2013年03月31日
No.2412 ちょっと一休み その377 『国民である前に地球の住民である意識が必要な時代』
現在、環境問題、そしてエネルギー問題は世界各国に共通する大変大きな問題です。
環境問題には、地球温暖化だけでなく、今話題になっている中国のPM2.5のような大気汚染も含まれます。
そして、大気汚染は喘息や花粉症のような症状の大きな原因とされています。

一方、エネルギー問題ですが、途上国の経済成長とともに世界的なエネルギー消費の増大が加速しています。
それに対して、アメリカを中心としたシェールオイルやシェールガスの発掘地の新たな発見により100年単位の化石燃料の可採年数の延長が期待出来ます。
でも、これらの地下資源の大規模な掘削による周辺地域への影響の有無については明らかではないようです。
また、現在得られる情報からすると、このまま世界的な消費が継続されればせいぜい後300年くらいで化石燃料は枯渇してしまうはずです。

ということは、何十億年という地球の悠久の歴史の中で作られた化石資源が産業革命以来、高々500年の間に生存していた人類により使い果たされてしまうことになるのです。
あまり多くの人たちはこのことに関心を寄せていないようですが、私はこの事実は人類史上驚くべきことだと思っています。
では、その後の時代に生存する人類はどのようにエネルギーを調達すればいいのでしょうか。
このような長いスパンでモノを考える声はあまり聞こえてきません。
そもそも、限られた資源を高々500年の間に生存していた人類が使い果たされてしまうこと自体、人類として許されるものではないのです。

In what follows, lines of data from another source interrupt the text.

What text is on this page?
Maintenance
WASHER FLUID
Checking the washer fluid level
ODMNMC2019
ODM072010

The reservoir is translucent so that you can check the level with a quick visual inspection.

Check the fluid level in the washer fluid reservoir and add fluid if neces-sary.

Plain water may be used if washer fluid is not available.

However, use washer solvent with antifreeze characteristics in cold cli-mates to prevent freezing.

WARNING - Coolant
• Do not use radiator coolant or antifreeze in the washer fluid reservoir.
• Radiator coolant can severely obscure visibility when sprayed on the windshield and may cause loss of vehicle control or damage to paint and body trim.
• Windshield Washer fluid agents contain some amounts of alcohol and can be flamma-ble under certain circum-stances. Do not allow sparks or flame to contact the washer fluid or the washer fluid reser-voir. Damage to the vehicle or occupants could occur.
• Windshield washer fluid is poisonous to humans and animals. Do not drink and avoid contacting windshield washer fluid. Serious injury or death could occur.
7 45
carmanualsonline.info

地球の資源に限りがあることを最初に提唱したのは、「ローマクラブ」の第一次報告書「成長の限界」(1972年)ではないでしょうか。
いよいよこのことが現実味を帯びて来つつあるのです。

ここで救いなのは、化石エネルギーから再生可能エネルギーにシフトすれば、環境問題の多くも解決出来ることです。
勿論、事故リスクの高い原発は論外です。
ですから、再生可能エネルギーの普及・拡大、そして省エネを進め、持続可能な社会を実現させれば、後々の世代の人類に迷惑を掛けることがなくなるのです。

そこで、必要になるのは、国民である前に地球の住民であるという意識を世界中の人たちが持つことです。
それぞれの国の指導者によって、政策は大なり小なり変化していきます。
これらの政策に引っ張られることなく、世界中の人たちが連携して再生可能エネルギーの使用、そして省エネを進めることが今を生きる私たちに歴史的に求められているのです。
これは21世紀の歴史的なエネルギー革命と言えます。
日本人も平成維新とか明治維新を意識した、国内に軸足を置いた維新ではなく、世界的なエネルギー革命を目指すべき時なのです。
PM2.5や化石燃料の枯渇でも分かるように、環境問題やエネルギー問題は一国だけで解決出来る問題ではないのですから。